Metade das mulheres assassinadas no país foi morta por arma de fogo

    Em geral, agressor é pessoa próxima à vítima; negras são 7 de cada 10 mortes, mostra estudo do Instituto Sou da Paz

    Foto: Tânia Rêgo/Agência Brasil

    Uma a cada duas mulheres que foram assassinadas no Brasil em 2022 foi vítima de arma de fogo, informa reportagem da Folha de S. Paulo. O crime, em geral, tem como autor uma pessoa próxima da vítima —28% são parceiros íntimos, 9% amigos ou conhecidos e 6% familiares.

    Os dados são do terceiro relatório do Instituto Sou da Paz sobre o papel da arma de fogo na violência de gênero no Brasil. Segundo o estudo, 60% da mortes são de mulheres entre 20 e 39 anos. Além disso, sete de cada dez mulheres assassinadas no país são negras (a soma de negras e pardas).

    O levantamento usa os dados consolidados do SIM (Sistema de Informações sobre Mortalidade) e do Sinan (Sistema Nacional de Vigilância de Agravos de Notificação), de 2012 a 2022, ano mais recente disponibilizado pelo Ministério da Saúde. Enquanto o primeiro registra mortes violentas, o segundo computa casos de agressão e outros tipos de violência que chegam à rede de atendimento em saúde.

    Em 2022, a maioria dos casos de violência que envolvem armas de fogo estavam relacionadas a agressões físicas (52%), seguida de psicológica (22%) e, por fim, sexual (15%).

    Em média, as armas provocaram a morte de 2.200 mulheres a cada ano no Brasil no período analisado —o equivalente a 6 mortes por dia. O pico de homicídios aconteceu em 2017, quando 4.928 mulheres foram assassinadas. O ano foi marcado por guerras de facções por rotas de tráfico de drogas no Norte e Nordeste.

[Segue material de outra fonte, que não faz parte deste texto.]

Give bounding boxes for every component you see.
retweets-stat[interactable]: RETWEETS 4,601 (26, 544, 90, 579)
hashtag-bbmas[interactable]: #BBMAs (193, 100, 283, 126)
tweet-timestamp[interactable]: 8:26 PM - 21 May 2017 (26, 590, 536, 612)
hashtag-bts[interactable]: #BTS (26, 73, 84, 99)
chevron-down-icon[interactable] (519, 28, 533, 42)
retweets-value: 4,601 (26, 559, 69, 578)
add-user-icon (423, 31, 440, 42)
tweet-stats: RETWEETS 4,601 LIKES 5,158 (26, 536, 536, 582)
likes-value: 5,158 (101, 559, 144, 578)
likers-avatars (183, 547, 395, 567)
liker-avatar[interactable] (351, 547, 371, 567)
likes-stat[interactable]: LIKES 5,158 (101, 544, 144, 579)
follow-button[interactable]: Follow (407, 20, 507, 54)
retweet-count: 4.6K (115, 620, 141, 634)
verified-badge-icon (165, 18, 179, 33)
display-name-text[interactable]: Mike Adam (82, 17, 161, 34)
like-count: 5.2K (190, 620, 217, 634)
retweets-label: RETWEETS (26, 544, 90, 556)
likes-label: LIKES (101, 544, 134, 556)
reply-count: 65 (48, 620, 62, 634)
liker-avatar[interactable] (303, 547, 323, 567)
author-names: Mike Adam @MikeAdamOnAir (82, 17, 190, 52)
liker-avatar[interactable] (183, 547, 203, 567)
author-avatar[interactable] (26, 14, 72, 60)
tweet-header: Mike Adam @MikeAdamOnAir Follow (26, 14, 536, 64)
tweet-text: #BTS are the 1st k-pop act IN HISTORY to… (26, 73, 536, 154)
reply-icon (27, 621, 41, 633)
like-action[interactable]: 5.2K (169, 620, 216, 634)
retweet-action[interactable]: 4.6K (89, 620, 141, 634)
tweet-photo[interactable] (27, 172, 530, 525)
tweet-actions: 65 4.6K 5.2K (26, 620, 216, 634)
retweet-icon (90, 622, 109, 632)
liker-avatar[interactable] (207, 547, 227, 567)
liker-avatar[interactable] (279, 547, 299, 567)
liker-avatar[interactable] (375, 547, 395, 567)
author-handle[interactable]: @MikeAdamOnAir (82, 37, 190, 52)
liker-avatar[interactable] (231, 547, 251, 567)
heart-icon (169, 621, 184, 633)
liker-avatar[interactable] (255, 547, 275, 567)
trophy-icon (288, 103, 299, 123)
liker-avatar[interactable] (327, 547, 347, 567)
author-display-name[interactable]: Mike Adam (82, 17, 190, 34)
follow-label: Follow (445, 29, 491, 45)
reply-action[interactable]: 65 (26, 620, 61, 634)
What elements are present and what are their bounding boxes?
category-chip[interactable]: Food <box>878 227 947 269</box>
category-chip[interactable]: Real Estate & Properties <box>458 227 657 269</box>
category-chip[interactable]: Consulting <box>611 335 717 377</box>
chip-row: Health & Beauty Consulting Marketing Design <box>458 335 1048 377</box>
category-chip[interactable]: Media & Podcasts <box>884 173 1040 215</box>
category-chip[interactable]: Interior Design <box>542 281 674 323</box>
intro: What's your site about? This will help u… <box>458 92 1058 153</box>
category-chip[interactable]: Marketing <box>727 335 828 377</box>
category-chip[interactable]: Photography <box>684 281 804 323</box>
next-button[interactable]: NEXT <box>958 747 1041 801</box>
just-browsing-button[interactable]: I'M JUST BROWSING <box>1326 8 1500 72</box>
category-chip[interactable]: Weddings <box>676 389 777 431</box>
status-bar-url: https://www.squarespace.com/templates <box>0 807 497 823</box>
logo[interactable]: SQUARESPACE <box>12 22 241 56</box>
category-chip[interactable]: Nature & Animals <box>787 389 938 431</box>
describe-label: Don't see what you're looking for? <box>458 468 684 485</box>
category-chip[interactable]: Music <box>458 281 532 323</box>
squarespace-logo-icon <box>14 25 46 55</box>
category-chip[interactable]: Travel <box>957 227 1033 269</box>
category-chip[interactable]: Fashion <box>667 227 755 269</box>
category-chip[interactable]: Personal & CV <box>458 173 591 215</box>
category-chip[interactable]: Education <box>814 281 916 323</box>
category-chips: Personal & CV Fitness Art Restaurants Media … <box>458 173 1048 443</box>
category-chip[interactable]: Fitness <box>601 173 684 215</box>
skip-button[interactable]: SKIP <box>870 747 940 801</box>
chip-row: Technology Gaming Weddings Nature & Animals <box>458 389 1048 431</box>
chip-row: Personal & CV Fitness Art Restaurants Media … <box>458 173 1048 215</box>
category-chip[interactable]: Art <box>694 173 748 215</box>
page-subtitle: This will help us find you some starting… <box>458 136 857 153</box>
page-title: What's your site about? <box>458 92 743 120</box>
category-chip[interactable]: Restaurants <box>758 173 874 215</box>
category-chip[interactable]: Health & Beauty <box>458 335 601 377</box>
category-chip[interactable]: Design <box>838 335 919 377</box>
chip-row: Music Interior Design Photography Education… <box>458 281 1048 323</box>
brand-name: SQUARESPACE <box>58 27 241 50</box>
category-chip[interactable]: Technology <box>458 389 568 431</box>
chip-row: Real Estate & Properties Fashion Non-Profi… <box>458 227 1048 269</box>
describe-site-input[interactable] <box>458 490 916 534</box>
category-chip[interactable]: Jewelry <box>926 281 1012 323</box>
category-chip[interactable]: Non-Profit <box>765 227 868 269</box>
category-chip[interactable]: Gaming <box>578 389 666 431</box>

    Desde então, os homicídios de mulheres têm caído ano a ano. Em 2021, por exemplo, chegou a 3.844 vítimas e, em 2022, 3.788.

    Já o número de violência armada não letal (quando a mulher é ferida) chegou a 3.793 casos em 2022, um aumento em relação aos 3.304 casos do ano anterior.

    A taxa de mulheres mortas dentro de casa vítimas de armas de fogo também tem crescido nos últimos anos. Em 2012, representava 19% dos casos, em 2016 subiu para 22% e, no ano passado, representava 27% do total de homicídios por armas de fogo.